Here are some questions to ask ourselves:

  • Are we only willing to give the digital version of ourselves?
  • Are we brave enough and open enough to be able to meet in person and get to know each other without technology?
  • Do we use our screens as a physical barrier to the emotional barrier we've already set on our hearts?

Start living in the present

A quick browse through social media makes it easy to conclude that many people are obsessed with taking pictures of the present so that in the future they can remember the past. Instead of living in the moment with all their faculties and senses, they're divided, withholding a part of themselves so that they're acting as a spectator instead of a participant in their lives and those lives around them.

Recently I printed photos of our youngest daughter from the first six months of her life. While I'm happy I have them, a part of me hoped that I would have remembered to take more since babies change so much in those early months.

But I know why I didn't; I was living and appreciating each moment, holding and soothing my poor little girl while sweeping her hair from her forehead, patting her back, pressing my lips against her soft skin and inhaling her sweet cream scent as I sang softly in her ear. I didn't want to interrupt that intimacy with my family in order to document it.

Often I hear veteran parents say of babies, "Enjoy them when they're this small! They grow up so fast!"

I want to reply, "But they're still here. They're just as precious and cute to me now as they were as babies, and in some ways, more, because we have many more years to build our relationship together. I don't 'miss' them as babies, because we still live together under the same roof. I'll miss them when they move out or pass on to the next life. I enjoy them whenever I get the chance."

But instead I simply say in response, "Yes, I know, we do."

Meet people face to face

I challenge you to seek more real, living, breathing, interpersonal human interactions. Here are some ideas to try:

  1. visit a nursing home and hand out cards
  2. babysit your married friends' kids so that they can live out their vocation while you live yours: a gift of life to another.
  3. gather courage and allow yourself to become a beacon of God's hope and love for another person by asking them out on a date.
  4. see your friends, but leave your cell phones in the car so that you can give each other your undivided attention.
  5. spend time at an adoration chapel, face-to-face, with Jesus. This, too, counts as building intimacy...with our Lord.
  6. meet that cute guy/gal on CatholicMatch in person-as soon as possible! CatholicMatch exists as a convenient and affordable way to "meet," closing physical distance gaps which would otherwise make introductions impossible. But the internet alone cannot support an authentic intimate human relationship. If you keep your relationship at arm's length through your iPhone, Skype, or IM and email, then you're holding back a part of yourself.

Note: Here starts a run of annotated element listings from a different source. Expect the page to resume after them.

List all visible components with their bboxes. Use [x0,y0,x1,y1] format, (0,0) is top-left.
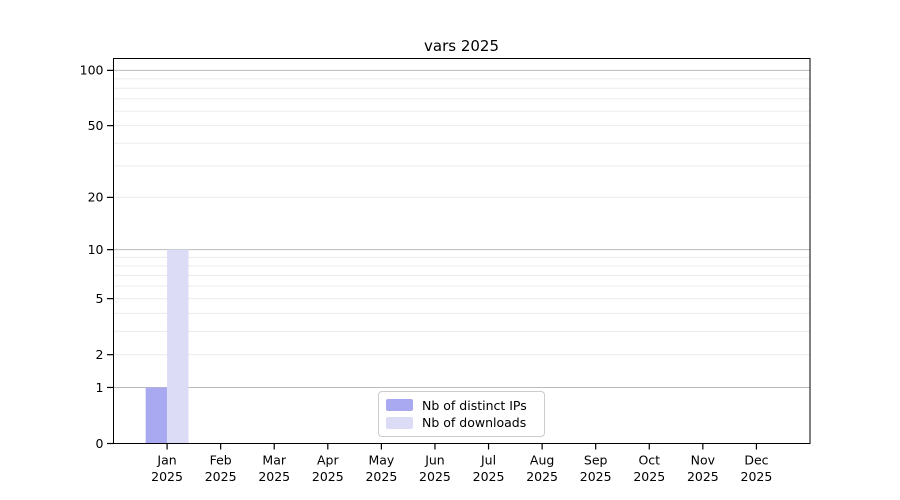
x-tick-label: Jun [424,453,445,468]
chart-title: vars 2025 [424,37,499,55]
bar [167,249,189,444]
legend-entry-downloads: Nb of downloads [386,415,537,430]
x-tick-year-label: 2025 [580,469,612,484]
legend-label: Nb of downloads [422,415,527,431]
x-tick-year-label: 2025 [687,469,719,484]
x-tick-year-label: 2025 [151,469,183,484]
x-tick-label: Jan [156,453,176,468]
y-tick-label: 1 [96,380,104,395]
plot-border [113,58,811,444]
distinct-ips-swatch-icon [386,399,413,412]
x-tick-year-label: 2025 [633,469,665,484]
x-tick-label: Jul [480,453,496,468]
x-tick-year-label: 2025 [365,469,397,484]
x-tick-year-label: 2025 [258,469,290,484]
x-tick-year-label: 2025 [419,469,451,484]
y-tick-label: 100 [80,63,104,78]
x-tick-label: May [368,453,394,468]
legend-entry-distinct-ips: Nb of distinct IPs [386,398,537,413]
downloads-swatch-icon [386,416,413,429]
y-tick-label: 0 [96,436,104,451]
x-tick-year-label: 2025 [312,469,344,484]
x-tick-year-label: 2025 [741,469,773,484]
x-tick-label: Nov [691,453,716,468]
x-tick-label: Feb [210,453,232,468]
legend-label: Nb of distinct IPs [422,397,527,413]
x-tick-label: Apr [317,453,339,468]
legend: Nb of distinct IPs Nb of downloads [378,391,545,437]
x-tick-year-label: 2025 [526,469,558,484]
x-tick-label: Sep [584,453,608,468]
y-tick-label: 10 [88,242,104,257]
x-tick-label: Dec [744,453,768,468]
x-tick-label: Oct [638,453,660,468]
x-tick-year-label: 2025 [205,469,237,484]
y-tick-label: 20 [88,190,104,205]
y-tick-label: 50 [88,118,104,133]
x-tick-label: Mar [262,453,286,468]
bar [145,387,168,444]
y-tick-label: 2 [96,347,104,362]
y-tick-label: 5 [96,291,104,306]
x-tick-label: Aug [530,453,554,468]
x-tick-year-label: 2025 [473,469,505,484]
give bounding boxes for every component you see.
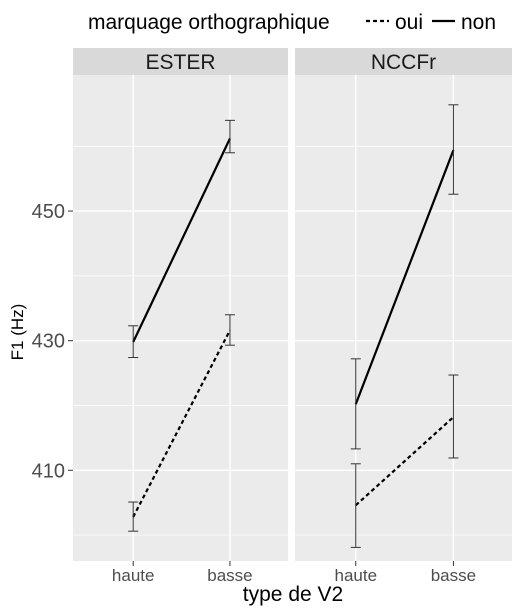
- panel-ester: ESTER: [73, 48, 288, 561]
- strip-ester: [73, 48, 288, 75]
- panel-background: [73, 75, 288, 561]
- y-tick-label: 410: [32, 460, 65, 482]
- panel-background: [295, 75, 512, 561]
- strip-nccfr: [295, 48, 512, 75]
- y-tick-label: 430: [32, 331, 65, 353]
- series-line-non: [354, 149, 455, 405]
- error-bar-non: [224, 119, 235, 154]
- x-axis-title: type de V2: [243, 583, 343, 606]
- error-bar-oui: [448, 374, 459, 459]
- series-line-oui: [355, 416, 455, 507]
- series-line-oui: [132, 329, 231, 518]
- x-axis: haute basse haute basse: [112, 561, 476, 585]
- error-bar-oui: [224, 314, 235, 346]
- y-axis: 410 430 450: [32, 201, 73, 482]
- error-bar-non: [350, 358, 361, 450]
- y-axis-title: F1 (Hz): [8, 304, 27, 361]
- legend-title: marquage orthographique: [88, 11, 330, 34]
- strip-label-nccfr: NCCFr: [371, 51, 436, 74]
- error-bar-oui: [350, 463, 361, 548]
- legend: marquage orthographique oui non: [88, 11, 496, 34]
- legend-label-non: non: [461, 11, 496, 34]
- panels: ESTER NCCFr: [73, 48, 512, 561]
- series-line-non: [132, 138, 231, 343]
- legend-label-oui: oui: [395, 11, 423, 34]
- x-tick-label: haute: [112, 566, 155, 585]
- strip-label-ester: ESTER: [145, 51, 215, 74]
- error-bar-non: [448, 104, 459, 195]
- x-tick-label: basse: [207, 566, 252, 585]
- panel-nccfr: NCCFr: [295, 48, 512, 561]
- x-tick-label: haute: [334, 566, 377, 585]
- error-bar-oui: [128, 501, 139, 532]
- y-tick-label: 450: [32, 201, 65, 223]
- error-bar-non: [128, 325, 139, 359]
- x-tick-label: basse: [431, 566, 476, 585]
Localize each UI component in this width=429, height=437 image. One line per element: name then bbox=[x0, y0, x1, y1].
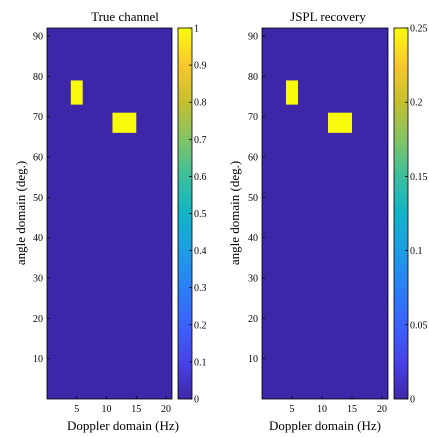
colorbar: 0 0.1 0.2 0.3 0.4 0.5 0.6 0.7 0.8 0.9 1 bbox=[177, 24, 207, 406]
y-tick-label: 80 bbox=[33, 72, 43, 83]
x-tick-label: 10 bbox=[317, 404, 327, 415]
chart-title: True channel bbox=[91, 9, 159, 24]
colorbar-tick-label: 0.1 bbox=[194, 357, 207, 368]
x-tick-label: 20 bbox=[161, 404, 171, 415]
y-tick-label: 20 bbox=[248, 314, 258, 325]
y-tick-label: 60 bbox=[33, 153, 43, 164]
colorbar-ticks: 0 0.1 0.2 0.3 0.4 0.5 0.6 0.7 0.8 0.9 1 bbox=[189, 24, 207, 406]
y-tick-label: 10 bbox=[33, 354, 43, 365]
y-tick-label: 30 bbox=[248, 274, 258, 285]
y-tick-label: 60 bbox=[248, 153, 258, 164]
x-axis-ticks: 5 10 15 20 bbox=[290, 396, 387, 415]
y-tick-label: 70 bbox=[33, 112, 43, 123]
y-axis-ticks: 10 20 30 40 50 60 70 80 90 bbox=[33, 32, 50, 365]
y-axis-ticks: 10 20 30 40 50 60 70 80 90 bbox=[248, 32, 265, 365]
y-tick-label: 90 bbox=[33, 32, 43, 43]
colorbar-tick-label: 0.9 bbox=[194, 61, 207, 72]
colorbar-tick-label: 0.7 bbox=[194, 135, 207, 146]
plot-frame bbox=[261, 27, 389, 400]
colorbar-tick-label: 0.2 bbox=[194, 320, 207, 331]
x-axis-label: Doppler domain (Hz) bbox=[67, 418, 179, 433]
heatmap-background bbox=[47, 28, 172, 399]
colorbar-tick-label: 1 bbox=[194, 24, 199, 35]
panel-true-channel: True channel 5 10 15 20 102030405060708090 … bbox=[13, 9, 207, 433]
x-tick-label: 5 bbox=[74, 404, 79, 415]
heatmap-cell bbox=[286, 80, 298, 105]
colorbar-gradient bbox=[394, 28, 408, 399]
y-tick-label: 10 bbox=[248, 354, 258, 365]
x-tick-label: 5 bbox=[290, 404, 295, 415]
heatmap-plot: 5 10 15 20 10 20 30 40 50 60 70 80 90 bbox=[33, 27, 173, 415]
plot-frame bbox=[46, 27, 173, 400]
colorbar-tick-label: 0.05 bbox=[410, 320, 428, 331]
y-axis-label: angle domain (deg.) bbox=[227, 161, 242, 265]
panel-jspl-recovery: JSPL recovery 5 10 15 20 10 20 30 40 50 60 70 80 90… bbox=[227, 9, 428, 433]
y-tick-label: 90 bbox=[248, 32, 258, 43]
y-tick-label: 40 bbox=[33, 233, 43, 244]
y-axis-label: angle domain (deg.) bbox=[13, 161, 28, 265]
x-tick-label: 10 bbox=[102, 404, 112, 415]
x-tick-label: 15 bbox=[131, 404, 141, 415]
colorbar-tick-label: 0.15 bbox=[410, 172, 428, 183]
y-tick-label: 30 bbox=[33, 274, 43, 285]
colorbar-tick-label: 0.2 bbox=[410, 98, 423, 109]
heatmap-regions bbox=[286, 80, 352, 133]
heatmap-cell bbox=[70, 80, 83, 105]
colorbar-tick-label: 0.5 bbox=[194, 209, 207, 220]
y-tick-label: 70 bbox=[248, 112, 258, 123]
heatmap-cell bbox=[112, 112, 137, 133]
colorbar-tick-label: 0.1 bbox=[410, 246, 423, 257]
colorbar-ticks: 0 0.05 0.1 0.15 0.2 0.25 bbox=[405, 24, 428, 406]
colorbar-tick-label: 0.6 bbox=[194, 172, 207, 183]
heatmap-plot: 5 10 15 20 10 20 30 40 50 60 70 80 90 bbox=[248, 27, 389, 415]
y-tick-label: 50 bbox=[33, 193, 43, 204]
colorbar: 0 0.05 0.1 0.15 0.2 0.25 bbox=[393, 24, 428, 406]
colorbar-tick-label: 0 bbox=[410, 395, 415, 406]
heatmap-background bbox=[262, 28, 388, 399]
y-tick-label: 50 bbox=[248, 193, 258, 204]
colorbar-tick-label: 0.25 bbox=[410, 24, 428, 35]
chart-title: JSPL recovery bbox=[290, 9, 366, 24]
y-tick-label: 20 bbox=[33, 314, 43, 325]
heatmap-cell bbox=[328, 112, 352, 133]
y-tick-label: 40 bbox=[248, 233, 258, 244]
x-tick-label: 20 bbox=[377, 404, 387, 415]
x-axis-ticks: 5 10 15 20 bbox=[74, 396, 171, 415]
colorbar-frame bbox=[393, 27, 409, 400]
x-tick-label: 15 bbox=[347, 404, 357, 415]
colorbar-tick-label: 0.3 bbox=[194, 283, 207, 294]
colorbar-gradient bbox=[178, 28, 192, 399]
colorbar-tick-label: 0 bbox=[194, 395, 199, 406]
y-tick-label: 80 bbox=[248, 72, 258, 83]
heatmap-regions bbox=[70, 80, 137, 133]
x-axis-label: Doppler domain (Hz) bbox=[269, 418, 381, 433]
colorbar-tick-label: 0.4 bbox=[194, 246, 207, 257]
colorbar-tick-label: 0.8 bbox=[194, 98, 207, 109]
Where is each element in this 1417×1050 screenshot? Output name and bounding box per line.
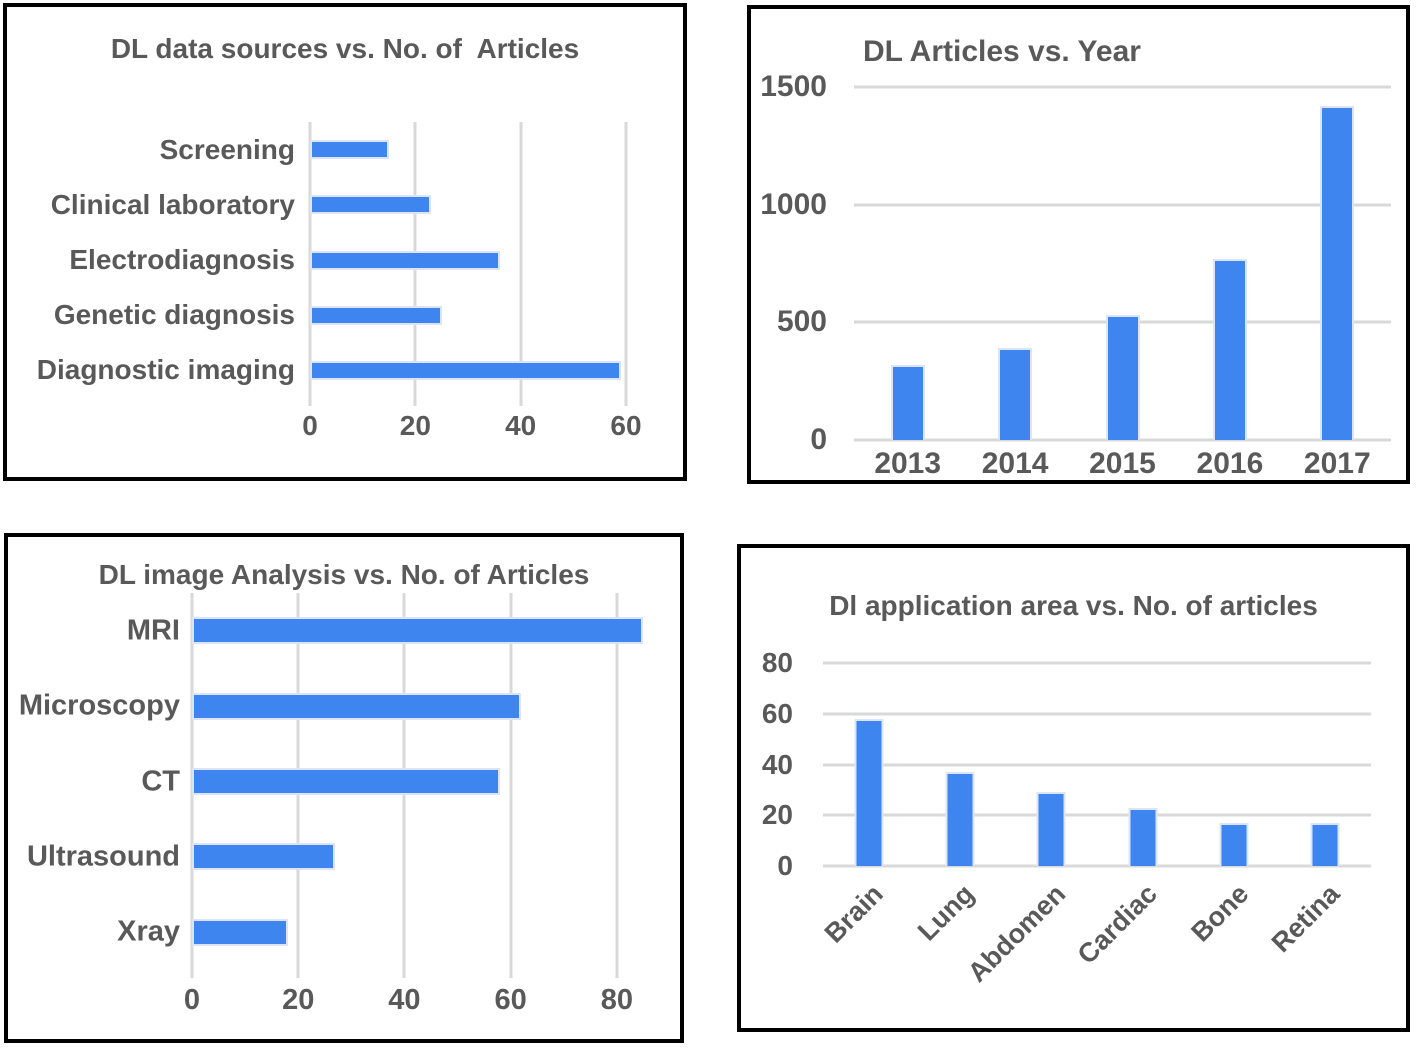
gridline — [624, 122, 628, 406]
category-label: 2016 — [1196, 447, 1264, 480]
category-label: Ultrasound — [26, 840, 180, 873]
category-label: Clinical laboratory — [50, 188, 295, 220]
chart-title: DL data sources vs. No. of Articles — [110, 33, 580, 64]
gridline — [823, 661, 1371, 665]
y-axis-tick-label: 20 — [761, 799, 793, 831]
gridline — [823, 864, 1371, 868]
category-label: MRI — [126, 614, 180, 647]
gridline — [509, 593, 513, 978]
plot-area — [823, 661, 1371, 868]
panel-dl-articles-vs-year: DL Articles vs. Year 0 500 1000 1500 2013 20… — [747, 5, 1410, 484]
x-axis-tick-label: 60 — [494, 984, 527, 1016]
panel-dl-data-sources: DL data sources vs. No. of Articles Scre… — [3, 3, 687, 481]
bar-screening — [310, 140, 389, 160]
plot-area — [190, 593, 670, 978]
bar-2015 — [1105, 315, 1140, 440]
category-label: Screening — [159, 133, 295, 165]
y-axis-tick-label: 1500 — [760, 70, 827, 103]
category-label: 2013 — [874, 447, 942, 480]
category-label-text: Abdomen — [961, 878, 1072, 988]
bar-cardiac — [1128, 807, 1158, 866]
chart-title: DL image Analysis vs. No. of Articles — [98, 559, 590, 590]
category-label: 2017 — [1303, 447, 1371, 480]
category-label-text: Bone — [1184, 878, 1254, 948]
category-label: Xray — [117, 915, 180, 948]
bar-microscopy — [192, 692, 522, 720]
gridline — [823, 712, 1371, 716]
gridline — [823, 763, 1371, 766]
bar-retina — [1310, 822, 1340, 866]
y-axis-tick-label: 40 — [761, 748, 793, 780]
y-axis-tick-labels: 0 20 40 60 80 — [741, 649, 793, 880]
category-label: Electrodiagnosis — [69, 244, 295, 275]
category-label-text: Retina — [1265, 878, 1346, 959]
bar-2016 — [1212, 258, 1247, 440]
bar-brain — [854, 718, 884, 866]
gridline — [519, 122, 523, 406]
chart-title: DL Articles vs. Year — [863, 35, 1141, 68]
x-axis-tick-label: 40 — [388, 984, 421, 1016]
y-axis-tick-label: 0 — [777, 850, 793, 881]
gridline — [854, 85, 1391, 89]
panel-dl-application-area: Dl application area vs. No. of articles … — [737, 544, 1410, 1032]
category-label-text: Cardiac — [1071, 878, 1163, 970]
category-label-text: Lung — [911, 878, 980, 947]
bar-ultrasound — [192, 843, 336, 871]
bar-genetic-diagnosis — [310, 305, 442, 325]
bar-abdomen — [1036, 792, 1066, 866]
category-axis-labels: MRI Microscopy CT Ultrasound Xray — [8, 593, 180, 970]
y-axis-tick-label: 500 — [776, 305, 827, 339]
gridline — [823, 813, 1371, 817]
bar-2014 — [998, 348, 1033, 440]
bar-2013 — [890, 364, 925, 440]
x-axis-tick-label: 40 — [505, 410, 537, 441]
category-label: Microscopy — [18, 689, 180, 722]
bar-diagnostic-imaging — [310, 360, 621, 380]
gridline — [615, 593, 619, 978]
y-axis-tick-label: 60 — [761, 697, 793, 729]
category-axis-labels: 2013 2014 2015 2016 2017 — [854, 449, 1391, 485]
category-label-text: Brain — [818, 878, 889, 949]
bar-xray — [192, 918, 288, 946]
bar-bone — [1219, 822, 1249, 866]
y-axis-tick-label: 80 — [761, 647, 793, 678]
y-axis-tick-label: 0 — [810, 423, 827, 456]
x-axis-tick-label: 0 — [302, 410, 318, 441]
category-label: 2015 — [1089, 447, 1156, 480]
plot-area — [854, 85, 1391, 442]
category-label: 2014 — [981, 447, 1049, 480]
x-axis-tick-label: 20 — [282, 984, 315, 1016]
bar-clinical-laboratory — [310, 195, 432, 215]
category-axis-labels: Screening Clinical laboratory Electrodiagn… — [7, 122, 295, 398]
bar-mri — [192, 617, 644, 645]
x-axis-tick-labels: 0 20 40 60 — [302, 410, 641, 452]
category-label: CT — [141, 765, 180, 797]
bar-lung — [945, 772, 975, 866]
plot-area — [308, 122, 628, 406]
category-label: Genetic diagnosis — [53, 299, 295, 331]
x-axis-tick-label: 80 — [600, 984, 634, 1016]
gridline — [854, 438, 1391, 442]
x-axis-tick-label: 20 — [399, 410, 431, 441]
category-label: Diagnostic imaging — [36, 354, 295, 386]
bar-electrodiagnosis — [310, 250, 500, 270]
x-axis-tick-label: 0 — [183, 984, 201, 1016]
x-axis-tick-labels: 0 20 40 60 80 — [184, 984, 670, 1026]
panel-dl-image-analysis: DL image Analysis vs. No. of Articles MR… — [4, 533, 684, 1043]
chart-title: Dl application area vs. No. of articles — [829, 590, 1318, 621]
category-axis-labels: Brain Lung Abdomen Cardiac Bone Retina — [818, 874, 1371, 1029]
bar-ct — [192, 768, 501, 795]
y-axis-tick-label: 1000 — [760, 187, 827, 221]
gridline — [854, 203, 1391, 207]
bar-2017 — [1320, 105, 1355, 440]
x-axis-tick-label: 60 — [610, 410, 642, 441]
y-axis-tick-labels: 0 500 1000 1500 — [751, 72, 827, 455]
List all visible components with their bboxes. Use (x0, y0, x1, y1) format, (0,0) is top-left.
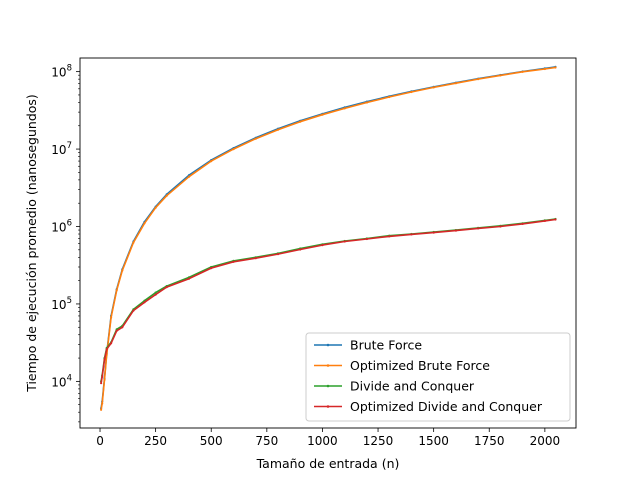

While you have sight and sound through multimedia, you forgo the other senses which facilitate growing relationships. I'm not advocating immoral behavior, but we have physical bodies because relationships are meant to be physical.

We use our bodies to hold hands, hug, kiss, play sports, dance, and pray.

These authentic human interpersonal experiences propel us towards our spouses, and continue to do so long after marriage.